Race two at the Lausitzring saw the ABT Sportsline driver return to the front, picking up a podium after a race-long battle with Maro Engel. At Imola Rast took his twenty-first pole position in DTM to ignite another championship challenge. He kept the lead throughout the entire race, winning in dominant fashion.
Possibly, more impressive than that was Rast’s ability to stay out of trouble at the Norisring, as race one only saw eleven cars finish. The German had to call on all of his past experience to avoid the carnage on lap one, saying post-race: “it was one of the craziest races I have competed in”.
Only a slow puncture in the closing stages saw Rast relinquish second place to Dennis Olsen after the two came together.
Qualifying sixth on the grid for race two at the Norisiring, Rast made up two places at the start, taking the outside line into the first hairpin. Ahead of him in third was then Marco Wittmann, but the Walkenhorst Motorsport driver suffered a slow pitstop. Allowing Rast to overcut him and grab his fourth podium of the season.
With DTM heading to the Nürburgring next, Rast, a three-time winner there will be looking to close the gap on Mirko Bortolotti in the championship race.
Felipe Fraga – Sixth in the championship standings
Fraga’s debut DTM season has been a tale of consistent bad luck coupled with scintillating race performances. When you consider that the Brazilian has only finished two races out of eight, his points tally of 50 is quite remarkable.
Driving for the Red Bull Alphatauri AF Corse team, Fraga has been strong in qualifying across the calendar. Starting fourth, and third in the two races at Portimão, fifth in race one at the Lausitzring, second in race two at Imola, and on pole in race two at the Norisring.
As much as he has been blisteringly quick in qualifying, Fraga has been incredibly unlucky in the races. Taking the lead in the early stages of race two at Imola, before a pitstop under the safety car dropped the Brazilian into the pack. Fraga made contact with Lucas Auer on the restart, causing him to retire with a rear puncture.
Fraga retired in similar fashion at Portimão and a dramatic fire in qualifying for race two at the Lausitzring meant he couldn’t even start the race.
He put the Ferrari 488 GT3 Evo 2020 on pole in the most recent race at the Norisring. And comfortably led the field to win a maiden DTM race.
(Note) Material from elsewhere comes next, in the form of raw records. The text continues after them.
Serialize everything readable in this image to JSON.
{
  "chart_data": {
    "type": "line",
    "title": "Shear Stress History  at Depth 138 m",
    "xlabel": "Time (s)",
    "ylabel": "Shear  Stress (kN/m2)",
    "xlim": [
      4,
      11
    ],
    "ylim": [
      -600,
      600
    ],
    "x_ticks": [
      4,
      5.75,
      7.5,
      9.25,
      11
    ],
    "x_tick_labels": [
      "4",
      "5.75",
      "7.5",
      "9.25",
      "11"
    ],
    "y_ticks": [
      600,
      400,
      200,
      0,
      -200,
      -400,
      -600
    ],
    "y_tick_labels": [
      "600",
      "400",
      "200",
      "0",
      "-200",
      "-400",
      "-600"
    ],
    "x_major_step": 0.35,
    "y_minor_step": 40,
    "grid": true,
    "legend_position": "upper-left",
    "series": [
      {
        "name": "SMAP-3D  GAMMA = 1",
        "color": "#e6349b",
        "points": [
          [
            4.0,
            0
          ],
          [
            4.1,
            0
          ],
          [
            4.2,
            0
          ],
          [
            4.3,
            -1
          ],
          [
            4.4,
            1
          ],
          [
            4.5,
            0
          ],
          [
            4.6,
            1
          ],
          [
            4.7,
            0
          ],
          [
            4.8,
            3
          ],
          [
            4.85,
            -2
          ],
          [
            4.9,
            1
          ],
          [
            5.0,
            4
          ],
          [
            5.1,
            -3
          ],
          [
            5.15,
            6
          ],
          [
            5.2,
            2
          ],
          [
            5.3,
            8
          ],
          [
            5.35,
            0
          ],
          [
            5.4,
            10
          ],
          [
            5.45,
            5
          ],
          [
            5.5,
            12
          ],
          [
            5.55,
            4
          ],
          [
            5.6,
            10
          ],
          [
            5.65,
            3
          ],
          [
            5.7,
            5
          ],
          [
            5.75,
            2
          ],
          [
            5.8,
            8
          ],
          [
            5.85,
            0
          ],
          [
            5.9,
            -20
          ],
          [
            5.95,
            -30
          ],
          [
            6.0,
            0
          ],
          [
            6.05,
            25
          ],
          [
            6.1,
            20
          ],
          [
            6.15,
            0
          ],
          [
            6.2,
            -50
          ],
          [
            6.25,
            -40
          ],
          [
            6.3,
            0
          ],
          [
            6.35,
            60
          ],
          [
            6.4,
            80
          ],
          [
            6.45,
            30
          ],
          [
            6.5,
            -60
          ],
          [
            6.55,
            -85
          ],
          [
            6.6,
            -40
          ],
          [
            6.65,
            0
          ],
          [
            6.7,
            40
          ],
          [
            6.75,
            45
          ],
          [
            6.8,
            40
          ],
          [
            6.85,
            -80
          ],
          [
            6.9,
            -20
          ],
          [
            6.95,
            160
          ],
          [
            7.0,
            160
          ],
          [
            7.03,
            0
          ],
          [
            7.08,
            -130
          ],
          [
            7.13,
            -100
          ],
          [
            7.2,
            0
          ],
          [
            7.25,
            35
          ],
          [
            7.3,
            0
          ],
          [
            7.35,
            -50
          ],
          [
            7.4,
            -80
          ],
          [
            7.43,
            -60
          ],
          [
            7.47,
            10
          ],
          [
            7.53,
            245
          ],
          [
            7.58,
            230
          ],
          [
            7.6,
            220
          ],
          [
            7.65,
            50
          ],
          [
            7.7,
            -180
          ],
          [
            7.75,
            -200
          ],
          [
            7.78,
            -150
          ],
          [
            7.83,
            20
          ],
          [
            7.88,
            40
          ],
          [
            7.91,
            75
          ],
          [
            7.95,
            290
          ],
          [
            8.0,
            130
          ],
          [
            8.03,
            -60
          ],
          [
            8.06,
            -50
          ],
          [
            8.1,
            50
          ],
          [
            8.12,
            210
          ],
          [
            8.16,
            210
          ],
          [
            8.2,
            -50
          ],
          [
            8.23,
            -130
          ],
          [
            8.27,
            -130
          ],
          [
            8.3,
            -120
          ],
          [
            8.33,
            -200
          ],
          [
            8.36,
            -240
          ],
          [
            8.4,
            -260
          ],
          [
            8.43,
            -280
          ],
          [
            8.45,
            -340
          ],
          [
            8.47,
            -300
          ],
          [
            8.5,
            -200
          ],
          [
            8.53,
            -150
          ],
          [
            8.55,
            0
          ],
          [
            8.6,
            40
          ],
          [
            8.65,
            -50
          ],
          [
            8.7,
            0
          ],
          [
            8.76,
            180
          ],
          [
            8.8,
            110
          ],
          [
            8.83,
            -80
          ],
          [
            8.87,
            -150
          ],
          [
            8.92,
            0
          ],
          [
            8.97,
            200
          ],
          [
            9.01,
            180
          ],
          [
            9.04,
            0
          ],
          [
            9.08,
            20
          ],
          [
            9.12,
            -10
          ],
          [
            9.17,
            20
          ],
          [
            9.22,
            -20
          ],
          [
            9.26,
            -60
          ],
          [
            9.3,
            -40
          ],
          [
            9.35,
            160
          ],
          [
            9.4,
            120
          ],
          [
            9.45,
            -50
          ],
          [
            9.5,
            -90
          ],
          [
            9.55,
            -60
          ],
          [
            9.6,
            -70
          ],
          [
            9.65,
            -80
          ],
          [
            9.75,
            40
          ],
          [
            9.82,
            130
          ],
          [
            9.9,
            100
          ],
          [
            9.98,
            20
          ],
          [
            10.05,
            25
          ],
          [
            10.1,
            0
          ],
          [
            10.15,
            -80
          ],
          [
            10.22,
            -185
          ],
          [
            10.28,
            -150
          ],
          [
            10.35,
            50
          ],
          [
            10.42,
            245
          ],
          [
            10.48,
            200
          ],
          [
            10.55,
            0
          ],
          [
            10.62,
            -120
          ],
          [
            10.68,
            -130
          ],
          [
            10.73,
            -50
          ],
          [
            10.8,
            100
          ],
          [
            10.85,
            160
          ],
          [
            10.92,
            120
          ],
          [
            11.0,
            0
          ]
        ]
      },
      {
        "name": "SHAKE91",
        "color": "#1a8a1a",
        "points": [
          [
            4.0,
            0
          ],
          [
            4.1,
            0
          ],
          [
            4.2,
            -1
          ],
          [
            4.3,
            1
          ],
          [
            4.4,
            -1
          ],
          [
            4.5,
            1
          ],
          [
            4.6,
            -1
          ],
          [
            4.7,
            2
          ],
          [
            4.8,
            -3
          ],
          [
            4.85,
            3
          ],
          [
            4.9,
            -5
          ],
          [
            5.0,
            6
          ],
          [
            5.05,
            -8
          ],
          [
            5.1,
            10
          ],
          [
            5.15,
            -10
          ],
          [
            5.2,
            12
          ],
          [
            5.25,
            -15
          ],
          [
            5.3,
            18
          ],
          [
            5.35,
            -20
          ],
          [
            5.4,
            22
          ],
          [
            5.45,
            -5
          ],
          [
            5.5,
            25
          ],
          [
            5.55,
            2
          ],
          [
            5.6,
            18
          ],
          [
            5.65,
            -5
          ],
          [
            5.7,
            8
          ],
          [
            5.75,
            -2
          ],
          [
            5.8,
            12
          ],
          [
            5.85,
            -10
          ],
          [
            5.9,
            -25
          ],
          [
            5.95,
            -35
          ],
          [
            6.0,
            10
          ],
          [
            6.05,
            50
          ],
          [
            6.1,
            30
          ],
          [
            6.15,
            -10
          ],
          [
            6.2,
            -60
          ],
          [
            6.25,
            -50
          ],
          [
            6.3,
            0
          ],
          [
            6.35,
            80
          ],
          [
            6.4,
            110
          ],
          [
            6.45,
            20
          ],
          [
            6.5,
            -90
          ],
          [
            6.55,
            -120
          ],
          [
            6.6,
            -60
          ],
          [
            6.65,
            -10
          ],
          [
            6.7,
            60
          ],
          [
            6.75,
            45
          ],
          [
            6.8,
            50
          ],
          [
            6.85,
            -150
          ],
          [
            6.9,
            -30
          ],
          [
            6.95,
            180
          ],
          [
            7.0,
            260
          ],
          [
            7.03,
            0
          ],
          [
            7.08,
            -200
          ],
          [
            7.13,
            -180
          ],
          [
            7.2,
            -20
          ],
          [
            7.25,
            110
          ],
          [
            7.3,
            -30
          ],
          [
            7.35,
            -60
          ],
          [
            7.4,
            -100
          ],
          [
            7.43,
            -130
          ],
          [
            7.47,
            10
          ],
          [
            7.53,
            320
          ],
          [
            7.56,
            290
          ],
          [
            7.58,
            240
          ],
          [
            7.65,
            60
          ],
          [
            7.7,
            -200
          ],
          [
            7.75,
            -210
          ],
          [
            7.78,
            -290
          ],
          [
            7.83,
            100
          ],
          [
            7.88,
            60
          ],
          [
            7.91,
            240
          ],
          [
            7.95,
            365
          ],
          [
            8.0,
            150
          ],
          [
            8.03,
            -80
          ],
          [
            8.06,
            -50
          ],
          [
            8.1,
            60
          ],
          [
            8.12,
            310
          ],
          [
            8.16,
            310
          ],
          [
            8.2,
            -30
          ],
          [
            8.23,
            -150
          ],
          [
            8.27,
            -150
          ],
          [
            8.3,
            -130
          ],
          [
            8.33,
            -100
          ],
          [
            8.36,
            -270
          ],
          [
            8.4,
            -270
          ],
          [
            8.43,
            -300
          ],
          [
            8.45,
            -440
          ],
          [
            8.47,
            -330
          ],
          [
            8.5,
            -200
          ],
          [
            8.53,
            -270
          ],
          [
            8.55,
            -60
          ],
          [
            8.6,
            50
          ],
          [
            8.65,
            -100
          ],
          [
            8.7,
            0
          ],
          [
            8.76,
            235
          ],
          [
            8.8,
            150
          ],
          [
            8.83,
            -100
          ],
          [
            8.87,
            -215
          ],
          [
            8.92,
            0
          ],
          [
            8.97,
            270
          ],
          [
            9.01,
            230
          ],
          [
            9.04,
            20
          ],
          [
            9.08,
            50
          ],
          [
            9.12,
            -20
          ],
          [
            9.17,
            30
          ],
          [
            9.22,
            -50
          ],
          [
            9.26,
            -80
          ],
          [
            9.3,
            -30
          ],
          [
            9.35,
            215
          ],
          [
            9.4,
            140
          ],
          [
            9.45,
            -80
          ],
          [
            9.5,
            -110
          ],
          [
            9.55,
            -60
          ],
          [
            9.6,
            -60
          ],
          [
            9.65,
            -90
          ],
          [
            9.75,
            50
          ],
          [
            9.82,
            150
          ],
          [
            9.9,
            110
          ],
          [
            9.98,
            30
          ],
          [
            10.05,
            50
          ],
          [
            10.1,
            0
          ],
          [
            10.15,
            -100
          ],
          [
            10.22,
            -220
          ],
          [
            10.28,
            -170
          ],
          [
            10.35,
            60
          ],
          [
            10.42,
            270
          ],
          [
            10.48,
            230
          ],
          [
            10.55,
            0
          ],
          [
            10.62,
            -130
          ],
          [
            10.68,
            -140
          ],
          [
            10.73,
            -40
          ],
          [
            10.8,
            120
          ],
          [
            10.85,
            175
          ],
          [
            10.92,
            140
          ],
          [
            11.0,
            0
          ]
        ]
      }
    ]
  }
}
Proving that in the right circumstances, he has what it takes to challenge at the front.
If Fraga can avoid incidents in the coming races, and if the car is reliable, then he could be a dark horse to win the championship.
DTM returns for the second half of the season at the famous Nürburgring circuit from the 26-28 August, before visits to Spa-Francorchamps, the Red Bull Ring, and the season finale in Hockenheim.